BRAGLIA:”CATANZARO TRA LE PRIME DELLA CLASSE. COVID? CAMPIONATO FALSATO SE NON SI CONCLUDE”

BRAGLIA:”CATANZARO TRA LE PRIME DELLA CLASSE. COVID? CAMPIONATO FALSATO SE NON SI CONCLUDE”

6 Novembre 2020 0 Di Michelangelo Freda

Mister Braglia, nella sala stampa dello stadio Partenio Lombardi, ha parlato ai microfoni della stampa presente, in vista della gara di domenica pomeriggio contro il Catanzaro.

“Abbiamo lavorato, ci siamo riposati due giorni e mezzo. Abbiamo fatto doppie sedute cercando di portare avanti quello che stiamo facendo. Catanzaro ha un organico importante, tra i primi cinque o sei formazioni del campionato. Non vado a vedere le cose degli altri, guardiamo in casa nostra.
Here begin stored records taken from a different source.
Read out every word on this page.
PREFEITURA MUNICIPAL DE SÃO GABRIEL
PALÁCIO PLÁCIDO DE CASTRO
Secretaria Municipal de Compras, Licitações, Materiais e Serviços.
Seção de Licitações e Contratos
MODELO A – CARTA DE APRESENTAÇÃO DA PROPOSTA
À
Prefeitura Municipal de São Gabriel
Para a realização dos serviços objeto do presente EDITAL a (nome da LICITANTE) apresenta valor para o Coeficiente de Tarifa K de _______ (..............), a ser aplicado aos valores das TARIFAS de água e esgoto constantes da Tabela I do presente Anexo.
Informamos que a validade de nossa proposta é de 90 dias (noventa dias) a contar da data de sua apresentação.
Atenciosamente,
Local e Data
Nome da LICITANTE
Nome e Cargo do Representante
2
Troveremo una squadra arrabbiata domenica, cercheremo di metterli in difficoltà.”

Sfide ravvicinate: “Le dobbiamo giocare tutte se ce le fanno fare. Io vedo gara dopo gara, non penso al futuro. Ora pensiamo a questa gara preparandoci nel migliore dei modi. Noi procediamo gara per gara.”

Portiere Riccardo Leoni: “Non create problemi. Non capisco che senso abbia. Abbiamo preso un ragazzo perché avevamo un problema. La titolarità è Forte, poi c’è Pane e poi Leoni. Non è che Pane se ha fatto una tavolata va massacrato puntualmente. si tratta di un portiere bravo che ha sbagliato un intervento. Se andiamo a vedere in quella gara la squadra faceva male. Non va trovato il colpevole, abbiamo sbagliato tutti. C’erano 10 situazioni per gli avversari, non cerco colpevoli.”

Silvestri ed Errico e la squalifica di Maniero: “Silvestri ha fatto tutta la settimana, Errico sta facendo dei doppi per recuperare la condizione fisica, ha bisogno di un occhio in più. Ci dobbiamo andare piano. Lui ci può dare qualcosa in più sulla fantasia. Gli attaccanti non mi creano problemi, vanno tutti bene, se poi c’è qualcuno che si perde per strada sono fatti suoi. Chi va in campo deve dare il massimo.”

Campionato spezzatino: “Per me è giusto andare avanti fin quando si può andare avanti. Cosi non si può continuare a vivere. Capisco che ci sono le vittime, non immagino come possano fare le persone a stare chiuse in casa. CI sono tante squadre che hanno avuto grossi problemi con contagi interni, noi siamo fortunati ad aver avuto un contagio ogni tanto. Non vedo l’ora di finire questo campionato. Già vedo discussioni in lega non attendibili con sospensioni e playoff. Vorrei un campionato regolare, senza pubblico già non lo è.”

Di Paolantonio: “È stato offerto un bel contratto molto alto. Non mi piace esser preso in giro. Non sono abituato a dire cazzate. Mi ha chiamato e io gli ho detto parla con il direttore. Noi fino a gennaio non prenderemo nessuno, solo il portiere per un problema interno. Altri discorsi non mi interessano. Il gruppo è fondamentale, questo conta per noi. Abbiamo fondato da zero una squadra dove nessuno ci dava un euro. Quando la gente piange non mi sta bene. Quel giocatore poteva venire qui ma non si è saputo gestire. Sono felici di chi ho a disposizione.”

Di Somma: “All’epoca non mi acchiappava in campo. Pensate che abbiamo un rapporto che riesco addirittura a farlo ridere!”